Are all Nash equilibrium pure strategies also Nash equilibrium mixed strategies.

while going over wiki page on Battle of the Sexes game I found something funny.

This game has two pure strategy Nash equilibria, one where both go to the opera and another where both go to the football game. For the first game, there is also a Nash equilibrium in mixed strategies, where the players go to their preferred event more often than the other. For the payoffs listed above, each player attends their preferred event with probability 3/5.

A mixed strategy is an assignment of a probability to each pure strategy. This allows for a player to randomly select a pure strategy. Since probabilities are continuous, there are infinitely many mixed strategies available to a player, even if their strategy set is finite.

Of course, one can regard a pure strategy as a degenerate case of a mixed strategy, in which that particular pure strategy is selected with probability 1 and every other strategy with probability 0.

So my Q is why arent pure strategies also considered Nash equilibrium for the BotS game?

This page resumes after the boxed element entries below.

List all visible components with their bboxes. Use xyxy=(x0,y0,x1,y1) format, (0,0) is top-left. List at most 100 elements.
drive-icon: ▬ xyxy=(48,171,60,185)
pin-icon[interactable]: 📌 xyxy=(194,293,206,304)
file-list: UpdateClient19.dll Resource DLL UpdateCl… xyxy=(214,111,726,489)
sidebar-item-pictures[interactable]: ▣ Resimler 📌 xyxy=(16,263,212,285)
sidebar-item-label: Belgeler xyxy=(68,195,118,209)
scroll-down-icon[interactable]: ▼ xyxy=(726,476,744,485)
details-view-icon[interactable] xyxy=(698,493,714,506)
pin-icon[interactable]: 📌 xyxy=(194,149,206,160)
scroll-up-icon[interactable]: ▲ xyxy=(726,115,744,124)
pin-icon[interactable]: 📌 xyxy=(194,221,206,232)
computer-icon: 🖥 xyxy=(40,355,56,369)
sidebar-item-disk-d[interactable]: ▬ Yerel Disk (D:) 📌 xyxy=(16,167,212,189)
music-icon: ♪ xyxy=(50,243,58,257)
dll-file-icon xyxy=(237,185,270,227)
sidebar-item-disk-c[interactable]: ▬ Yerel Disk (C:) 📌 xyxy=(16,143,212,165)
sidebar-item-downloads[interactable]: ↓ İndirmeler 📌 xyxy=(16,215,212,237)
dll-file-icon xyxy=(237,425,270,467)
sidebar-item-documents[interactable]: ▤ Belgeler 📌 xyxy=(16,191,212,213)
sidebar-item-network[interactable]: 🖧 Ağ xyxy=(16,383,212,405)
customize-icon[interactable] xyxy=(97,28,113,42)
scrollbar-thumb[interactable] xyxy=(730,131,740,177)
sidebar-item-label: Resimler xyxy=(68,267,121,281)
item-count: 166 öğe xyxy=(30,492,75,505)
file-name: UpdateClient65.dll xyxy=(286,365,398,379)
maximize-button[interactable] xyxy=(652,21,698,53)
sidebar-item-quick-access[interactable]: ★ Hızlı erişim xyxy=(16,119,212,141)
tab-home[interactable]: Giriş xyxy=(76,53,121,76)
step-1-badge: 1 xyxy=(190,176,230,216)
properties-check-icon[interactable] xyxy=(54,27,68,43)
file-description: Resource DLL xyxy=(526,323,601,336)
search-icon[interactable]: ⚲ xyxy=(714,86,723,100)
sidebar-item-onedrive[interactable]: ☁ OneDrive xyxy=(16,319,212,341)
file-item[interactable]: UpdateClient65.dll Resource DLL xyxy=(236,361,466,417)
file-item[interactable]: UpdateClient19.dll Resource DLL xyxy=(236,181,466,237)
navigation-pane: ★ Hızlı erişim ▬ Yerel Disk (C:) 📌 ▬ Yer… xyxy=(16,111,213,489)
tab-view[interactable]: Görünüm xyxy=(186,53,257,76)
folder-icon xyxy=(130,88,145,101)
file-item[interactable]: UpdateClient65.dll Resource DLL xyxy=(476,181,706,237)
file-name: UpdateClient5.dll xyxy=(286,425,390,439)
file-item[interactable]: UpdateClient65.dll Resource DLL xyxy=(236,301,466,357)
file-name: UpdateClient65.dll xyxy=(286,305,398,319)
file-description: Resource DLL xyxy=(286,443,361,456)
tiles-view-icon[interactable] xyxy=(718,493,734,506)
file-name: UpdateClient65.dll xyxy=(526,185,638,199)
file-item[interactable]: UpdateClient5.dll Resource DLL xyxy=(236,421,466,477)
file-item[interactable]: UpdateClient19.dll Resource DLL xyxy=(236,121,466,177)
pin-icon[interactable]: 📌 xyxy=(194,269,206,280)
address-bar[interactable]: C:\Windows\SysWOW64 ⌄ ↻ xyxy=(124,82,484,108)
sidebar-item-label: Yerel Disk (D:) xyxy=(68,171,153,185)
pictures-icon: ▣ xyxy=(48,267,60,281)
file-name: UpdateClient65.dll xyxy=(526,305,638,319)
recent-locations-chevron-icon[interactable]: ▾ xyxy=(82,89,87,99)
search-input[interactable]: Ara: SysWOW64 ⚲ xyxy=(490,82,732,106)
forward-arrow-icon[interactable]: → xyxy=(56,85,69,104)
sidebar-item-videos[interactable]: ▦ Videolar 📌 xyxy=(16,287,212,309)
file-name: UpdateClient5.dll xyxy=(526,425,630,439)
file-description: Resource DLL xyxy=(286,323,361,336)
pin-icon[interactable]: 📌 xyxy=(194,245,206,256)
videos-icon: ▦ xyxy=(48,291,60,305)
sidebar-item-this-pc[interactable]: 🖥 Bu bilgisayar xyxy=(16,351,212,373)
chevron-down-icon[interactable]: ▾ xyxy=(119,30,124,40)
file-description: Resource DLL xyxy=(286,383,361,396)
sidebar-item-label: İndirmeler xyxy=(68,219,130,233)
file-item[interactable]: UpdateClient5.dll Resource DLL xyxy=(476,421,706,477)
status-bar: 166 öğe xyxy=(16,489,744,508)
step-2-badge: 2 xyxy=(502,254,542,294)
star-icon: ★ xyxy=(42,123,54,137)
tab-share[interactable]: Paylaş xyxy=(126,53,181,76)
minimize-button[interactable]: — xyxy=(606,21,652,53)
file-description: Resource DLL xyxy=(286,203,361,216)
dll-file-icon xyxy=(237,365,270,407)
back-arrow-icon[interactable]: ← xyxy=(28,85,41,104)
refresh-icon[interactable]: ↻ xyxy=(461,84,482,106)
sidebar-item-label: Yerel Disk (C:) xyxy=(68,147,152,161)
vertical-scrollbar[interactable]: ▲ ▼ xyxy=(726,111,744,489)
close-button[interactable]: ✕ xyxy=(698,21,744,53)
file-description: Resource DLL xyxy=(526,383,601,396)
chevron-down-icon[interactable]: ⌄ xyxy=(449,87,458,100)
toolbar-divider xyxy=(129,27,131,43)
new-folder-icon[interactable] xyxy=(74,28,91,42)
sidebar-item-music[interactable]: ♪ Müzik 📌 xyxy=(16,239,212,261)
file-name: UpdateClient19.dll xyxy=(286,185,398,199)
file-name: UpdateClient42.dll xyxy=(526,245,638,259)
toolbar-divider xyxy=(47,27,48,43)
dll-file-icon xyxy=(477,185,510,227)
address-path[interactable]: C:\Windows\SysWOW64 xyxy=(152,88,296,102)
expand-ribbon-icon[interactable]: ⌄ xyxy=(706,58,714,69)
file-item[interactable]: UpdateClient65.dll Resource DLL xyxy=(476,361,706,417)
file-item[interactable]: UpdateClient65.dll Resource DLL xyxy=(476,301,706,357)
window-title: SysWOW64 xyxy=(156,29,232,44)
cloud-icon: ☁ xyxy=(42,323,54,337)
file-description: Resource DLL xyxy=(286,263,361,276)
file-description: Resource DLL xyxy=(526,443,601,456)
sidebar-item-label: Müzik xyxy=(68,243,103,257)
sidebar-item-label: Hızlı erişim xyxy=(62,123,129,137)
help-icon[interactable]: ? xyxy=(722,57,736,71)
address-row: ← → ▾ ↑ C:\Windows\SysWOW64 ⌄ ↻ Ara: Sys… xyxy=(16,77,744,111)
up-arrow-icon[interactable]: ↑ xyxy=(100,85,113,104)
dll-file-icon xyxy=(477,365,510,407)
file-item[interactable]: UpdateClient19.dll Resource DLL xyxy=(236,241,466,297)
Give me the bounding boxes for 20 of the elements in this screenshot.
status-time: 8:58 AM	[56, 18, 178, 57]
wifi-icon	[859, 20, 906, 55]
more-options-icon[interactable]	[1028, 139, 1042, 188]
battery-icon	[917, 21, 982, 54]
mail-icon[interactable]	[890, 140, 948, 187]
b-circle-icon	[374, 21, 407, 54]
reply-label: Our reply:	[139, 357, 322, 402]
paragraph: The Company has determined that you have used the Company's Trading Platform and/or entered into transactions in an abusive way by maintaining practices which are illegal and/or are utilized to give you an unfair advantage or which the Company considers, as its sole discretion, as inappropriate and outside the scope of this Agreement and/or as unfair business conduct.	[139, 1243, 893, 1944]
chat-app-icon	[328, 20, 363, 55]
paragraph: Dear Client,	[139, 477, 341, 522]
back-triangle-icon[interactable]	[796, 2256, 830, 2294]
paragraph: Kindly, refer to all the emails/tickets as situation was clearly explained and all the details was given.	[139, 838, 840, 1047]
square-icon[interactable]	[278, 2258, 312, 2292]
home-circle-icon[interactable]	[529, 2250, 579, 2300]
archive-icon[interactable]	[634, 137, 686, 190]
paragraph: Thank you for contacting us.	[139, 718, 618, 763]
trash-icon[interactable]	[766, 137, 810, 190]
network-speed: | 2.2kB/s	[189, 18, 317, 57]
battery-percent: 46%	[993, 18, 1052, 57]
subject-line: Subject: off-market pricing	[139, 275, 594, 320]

I mean if players play lets say uper left corner of the matrix(always, p1=1.0,p2=1.0) then either players expected utility will drop if it lowers its px without other player chaning his px. So shouldnt this be Nash eq also?

• They are Nash equilibria, and the article says so ("two pure strategy Nash equilibria"). Jan 23 '13 at 15:11
• my question maybe isnt clear, but my question is why article doesnt mention them when talking about mixed strategies NE... same thing with recent lectures on Coursera... lecturer only mentioned fractional probabilities mixed strategies, not the ones with (1.0,0.0) probs. basically my question is if all pure str are subset of the mixed strategies set, why arent all pure str subset of the mixed nash eq set? Jan 23 '13 at 15:17

It's like tonic, which isn't considered a mixed drink ($0$ parts gin and $1$ part tonic). That's degenerate for you: "In mathematics [as in mixology], a degenerate case is a limiting case in which a class of object changes its nature so as to belong to another, usually simpler, class."